It wasn't just us: At Washington Elementary, the teachers were busy sorting and organizing hundreds of books, strewn all over the library tables by the time we arrived to look at them and put on the endplates, 271 of them, some of which Aiyana had time to read in her short life, and others that her friends and classmates will read in her honor.
The school dedication ceremony was in the works for May 20th, which began gently with a slide show of Aiyana's 'other life', the one she lived at school with all her friends, doing the thing she loved most to do which was learn-read-sing-play-grow. Her father spoke next of her courage and unyielding spirit to master just about anything life threw at her. We all hope for a little of Aiyana in our lives, don't we, that remarkable quality especially in one so young and so generously shared with everyone she knew.

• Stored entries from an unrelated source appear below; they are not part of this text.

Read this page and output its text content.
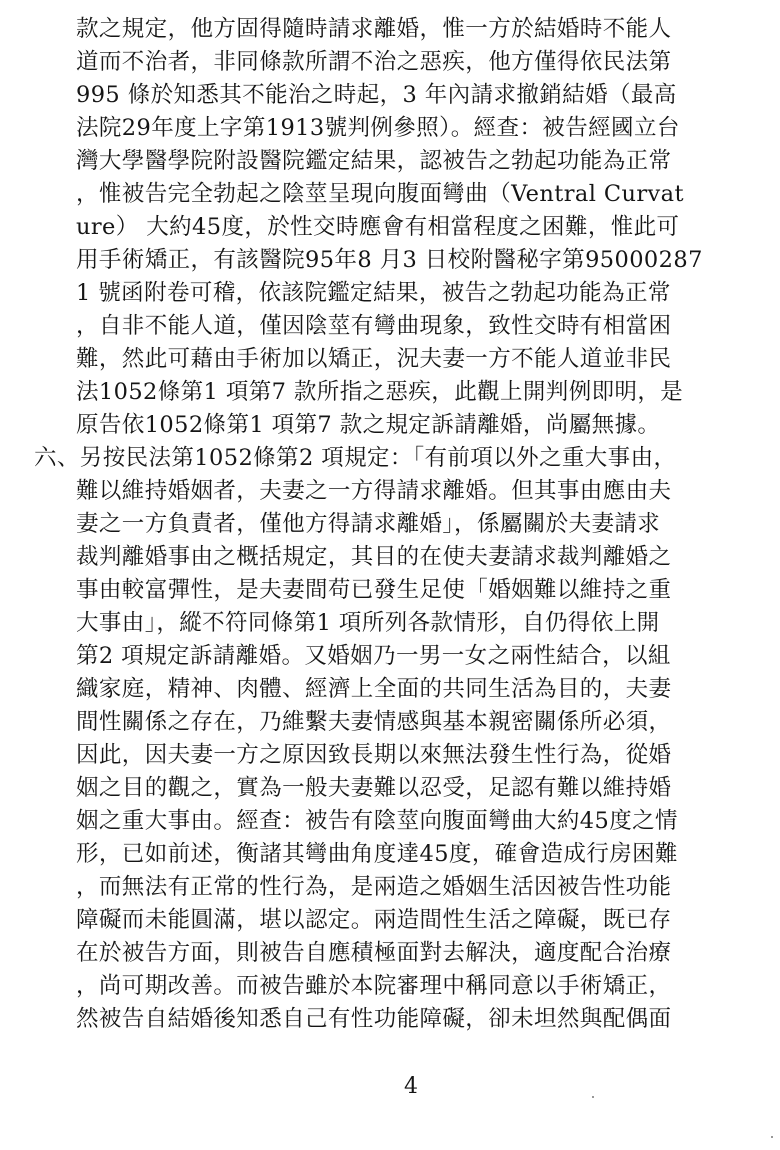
款之規定，他方固得隨時請求離婚，惟一方於結婚時不能人
道而不治者，非同條款所謂不治之惡疾，他方僅得依民法第
995 條於知悉其不能治之時起，3 年內請求撤銷結婚（最高
法院29年度上字第1913號判例參照）。經查：被告經國立台
灣大學醫學院附設醫院鑑定結果，認被告之勃起功能為正常
，惟被告完全勃起之陰莖呈現向腹面彎曲（Ventral Curvat
ure） 大約45度，於性交時應會有相當程度之困難，惟此可
用手術矯正，有該醫院95年8 月3 日校附醫秘字第95000287
1 號函附卷可稽，依該院鑑定結果，被告之勃起功能為正常
，自非不能人道，僅因陰莖有彎曲現象，致性交時有相當困
難，然此可藉由手術加以矯正，況夫妻一方不能人道並非民
法1052條第1 項第7 款所指之惡疾，此觀上開判例即明，是
原告依1052條第1 項第7 款之規定訴請離婚，尚屬無據。
六、另按民法第1052條第2 項規定：「有前項以外之重大事由，
難以維持婚姻者，夫妻之一方得請求離婚。但其事由應由夫
妻之一方負責者，僅他方得請求離婚」，係屬關於夫妻請求
裁判離婚事由之概括規定，其目的在使夫妻請求裁判離婚之
事由較富彈性，是夫妻間苟已發生足使「婚姻難以維持之重
大事由」，縱不符同條第1 項所列各款情形，自仍得依上開
第2 項規定訴請離婚。又婚姻乃一男一女之兩性結合，以組
織家庭，精神、肉體、經濟上全面的共同生活為目的，夫妻
間性關係之存在，乃維繫夫妻情感與基本親密關係所必須，
因此，因夫妻一方之原因致長期以來無法發生性行為，從婚
姻之目的觀之，實為一般夫妻難以忍受，足認有難以維持婚
姻之重大事由。經查：被告有陰莖向腹面彎曲大約45度之情
形，已如前述，衡諸其彎曲角度達45度，確會造成行房困難
，而無法有正常的性行為，是兩造之婚姻生活因被告性功能
障礙而未能圓滿，堪以認定。兩造間性生活之障礙，既已存
在於被告方面，則被告自應積極面對去解決，適度配合治療
，尚可期改善。而被告雖於本院審理中稱同意以手術矯正，
然被告自結婚後知悉自己有性功能障礙，卻未坦然與配偶面
4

And then there were performers: kindergarten first, the 26 friends song about the alphabet and then a reader's theatre poem in iambic pentameter chanted by teams of first graders going faster and faster and keeping in step and making us breathless! Second grade read In the Pages of a Book which included a skit with active performances by a pig and toad, followed by preschoolers sitting butt to butt squeezed together on the bench and tucked behind and all around, with a hysterical rendition of Five Little Monkeys Jumping on the Bed. The Song of Peace was Aiyana's favorite song and so the third grade classes wrapped it up with that, all her friends and friends-to-be, singing and signing it, too, for the hearing impaired.
At our very core, all we ever really want is to be remembered fondly and that our life made a difference. And today in this place, every person there - students and teachers and families and friends - got the rare privilege of witnessing the powerful impact of one small life on the world around it. Aiyana made a profound difference. There is absolutely no doubt she will live on.